Exacerbating the issue is combined chemotherapy and radiotherapy, i.e., radio-chemotherapy, which amplifies the risk of various secondary cancers by about 2-fold compared to one therapy modality alone. Additionally, while the risk of secondary cancer usually peaks at 5-9 years after chemotherapy, it can remain peaked for 25 years or more after radio-chemotherapy. However, despite the added toxicity from both radiotherapy and chemotherapy, radio-chemotherapy can be beneficial for certain types of metastatic cancer, particularly of the lungs, cervix, anal or bladder.
Preventive Strategies of Therapy-related Secondary Cancer
Although radiotherapy- and chemotherapy-induced secondary cancer are legitimate barriers to cancer care, it does not justify abandoning these potentially life-saving therapies. Rather, efforts should be made to develop strategies to minimise their adverse effects.
In this context, the role of complementary medicine becomes crucial.

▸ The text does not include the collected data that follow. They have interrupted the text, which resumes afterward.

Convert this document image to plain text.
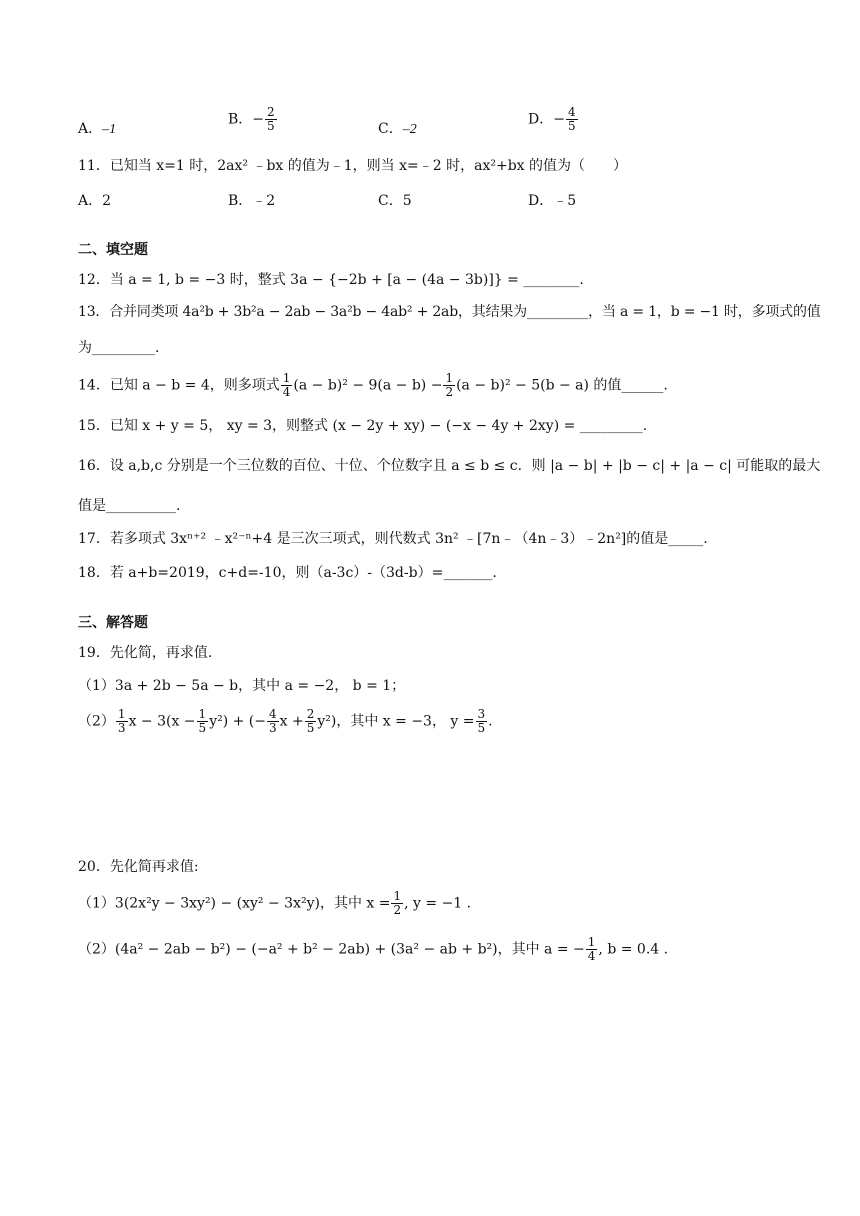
A．–1
B．− $\frac{2}{5}$	C．–2
D．− $\frac{4}{5}$
11．已知当 x=1 时，2ax² ﹣bx 的值为﹣1，则当 x=﹣2 时，ax²+bx 的值为（　　）
A．2	B．﹣2	C．5	D．﹣5
二、填空题
12．当 a = 1, b = −3 时，整式 3a − {−2b + [a − (4a − 3b)]} = ________.
13．合并同类项 4a²b + 3b²a − 2ab − 3a²b − 4ab² + 2ab，其结果为_________，当 a = 1，b = −1 时，多项式的值
为_________.
14．已知 a − b = 4，则多项式 $\frac{1}{4} (a - b)^2 - 9(a - b) - \frac{1}{2} (a - b)^2 - 5(b - a)$ 的值______.
15．已知 x + y = 5， xy = 3，则整式 (x − 2y + xy) − (−x − 4y + 2xy) = _________.
16．设 a,b,c 分别是一个三位数的百位、十位、个位数字且 a ≤ b ≤ c．则 |a − b| + |b − c| + |a − c| 可能取的最大
值是__________.
17．若多项式 3xⁿ⁺² ﹣x²⁻ⁿ+4 是三次三项式，则代数式 3n² ﹣[7n﹣（4n﹣3）﹣2n²]的值是_____.
18．若 a+b=2019，c+d=-10，则（a-3c）-（3d-b）=_______.
三、解答题
19．先化简，再求值.
（1）3a + 2b − 5a − b，其中 a = −2， b = 1；
$(2) \frac{1}{3}$ $x - 3(x - \frac{1}{5} y^2)$ + (− $\frac{4}{3}$ $x + \frac{2}{5} y^2$)，其中 x = −3， $y = \frac{3}{5}$ .
20．先化简再求值:
（1）3(2x²y − 3xy²) − (xy² − 3x²y)，其中 $x = \frac{1}{2}$ , y = −1 .
（2）(4a² − 2ab − b²) − (−a² + b² − 2ab) + (3a² − ab + b²)，其中 a = − $\frac{1}{4}$ , b = 0.4 .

For example, the Pfeifer Protocol comprises powerful anti-cancer plant compounds, which also exhibit antioxidative and anti-inflammatory effects. Notably, some of these compounds can also alleviate the toxic effects of radiotherapy and chemotherapy, which may lower the risk of therapy-related secondary cancer.
Although the long-term effects of these plant compounds on the risk of secondary cancer have not been studied, their efficacy in mitigating the immediate toxicity of radiotherapy and chemotherapy is clearly evident. Minimising initial cell damage would also reduce the extent of DNA mutation and, consequently, the risk of secondary cancer. Therefore, these plant-based radioprotective and chemoprotective compounds offer a hopeful avenue for diminishing the long-term adverse effects of conventional cancer therapies.
Figure 3. Cancer patients receiving ginseng had a significantly higher ratio of CD4+/CD8+ T cells (an indicator of improved immune function) after chemotherapy compared to the control group. Source: Kim et al. (2021), In Vivo.